Jimdandy · 26/07/2018 07:11

It’s not really up to you to interfere with what he doesn’t when it’s his contact time. It sounds as if you’re being a little bit spiteful and awkward.

crisscrosscranky · 26/07/2018 07:21

YABU. We all take our kids on duty visits to family we don't see often; that doesn't changed for separated families.

Please don't let your negativity show to the kids as if your ex already finds their behaviour challenging adding an additional barrier won't help him.

TheShapeOfEwe · 26/07/2018 07:53

YABU, this is a very normal and reasonable thing for him to want to do. Suggest they spend another night if possible to break up the long journeys.

klw777 · 26/07/2018 08:35

Thanks for your replies.
Additional back story is their Dad has never been interested in any of the family trips we have taken (we have left the country and done long journeys on a number of occasions but he didn’t help with any of the planning and thinks you can just put them in the car and drive for four hours straight.
Eldest has aspergers so I am very protective of pressure put on him mentally. He’s also car sick so a tablet etc is out but I did suggest a a DVD player each as he seems to manage that ok.
The longest he has wanted to have them is Saturday morning to Sunday morning so this is a longer trip. They both tell me that he plays with my son a lot and just leaves my daughter to it. There have been some issues in his home whereby I have questioned his supervision of them (him sitting on skype whilst they got his car keys and went out onto the alley at the back to sit in the car and eat sweets before he noticed..) so understandably my anxiety is heightened with regards to a trip away and their well-being.
He also makes no effort to understand either of them emotionally but then he lacks emotional awareness and is likely on the autistic spectrum himself.
There’s also a dismissed allegation of sexual abuse with his grandfather (another grandchild who is grown up now so they don’t see them).
All in all, I’m just worried I guess but thank you for the replies, they help.

OP posts:
klw777 · 26/07/2018 08:36

@jimdandy
I’m guessing you’re potentially a Dad?
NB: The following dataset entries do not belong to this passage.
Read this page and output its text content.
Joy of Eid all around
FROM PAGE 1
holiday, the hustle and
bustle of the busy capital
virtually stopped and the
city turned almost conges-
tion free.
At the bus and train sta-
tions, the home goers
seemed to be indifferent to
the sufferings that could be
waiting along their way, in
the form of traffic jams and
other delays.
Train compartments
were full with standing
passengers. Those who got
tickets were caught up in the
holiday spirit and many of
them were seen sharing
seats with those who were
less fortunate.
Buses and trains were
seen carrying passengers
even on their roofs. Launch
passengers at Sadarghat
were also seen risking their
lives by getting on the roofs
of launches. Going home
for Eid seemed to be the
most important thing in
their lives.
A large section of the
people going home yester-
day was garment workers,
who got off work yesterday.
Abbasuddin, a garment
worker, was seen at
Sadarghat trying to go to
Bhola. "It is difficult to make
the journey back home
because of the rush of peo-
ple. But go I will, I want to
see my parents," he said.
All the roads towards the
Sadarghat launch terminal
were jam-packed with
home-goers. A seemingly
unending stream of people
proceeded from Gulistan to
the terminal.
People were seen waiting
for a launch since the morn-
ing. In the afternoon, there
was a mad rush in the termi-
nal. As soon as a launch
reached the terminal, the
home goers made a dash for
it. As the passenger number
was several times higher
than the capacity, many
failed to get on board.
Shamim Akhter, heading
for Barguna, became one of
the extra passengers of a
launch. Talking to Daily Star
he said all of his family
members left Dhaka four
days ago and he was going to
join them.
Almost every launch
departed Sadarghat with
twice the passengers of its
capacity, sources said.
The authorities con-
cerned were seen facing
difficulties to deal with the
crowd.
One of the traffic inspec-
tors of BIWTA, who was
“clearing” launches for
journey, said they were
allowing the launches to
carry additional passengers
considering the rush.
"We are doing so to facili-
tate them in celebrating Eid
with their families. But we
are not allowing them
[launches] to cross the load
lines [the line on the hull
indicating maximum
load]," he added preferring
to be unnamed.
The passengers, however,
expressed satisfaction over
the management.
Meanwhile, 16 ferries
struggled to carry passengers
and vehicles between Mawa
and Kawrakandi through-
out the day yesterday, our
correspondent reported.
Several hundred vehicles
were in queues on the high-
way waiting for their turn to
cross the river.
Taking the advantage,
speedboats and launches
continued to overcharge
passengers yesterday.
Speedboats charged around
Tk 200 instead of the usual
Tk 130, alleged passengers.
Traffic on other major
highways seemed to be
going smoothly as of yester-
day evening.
I’m not being spiteful at all and your reply was not constructive nor helpful. And as I explained initially it is beyond his contact time which I hasten to add he cancels when he has better plans such as stag do’s, weekends away etc.

OP posts:
fantasia243 · 26/07/2018 08:39

Sorry, YABU. It's not out of the ordinary for a single parent to want to take DC to visit close relatives. You complain about that side of the family never showing an interest in your kids - well, perhaps they will more if they are given the chance to form a bond.
Like it or not, your ex is stil their parent and when the DCs are in his care, what he says goes.

BoxsetsAndPopcorn · 26/07/2018 08:41

YABVU, yes it may be outside his contact time but he is their dad and so an equal parent. I've seen how sticking to the exact contact time damages relationships with parents and it's just selfish of the parents. Children should be free to spend time with both as they wish.

Wanting the children to see his side of the family isn't an unreasonable request at all.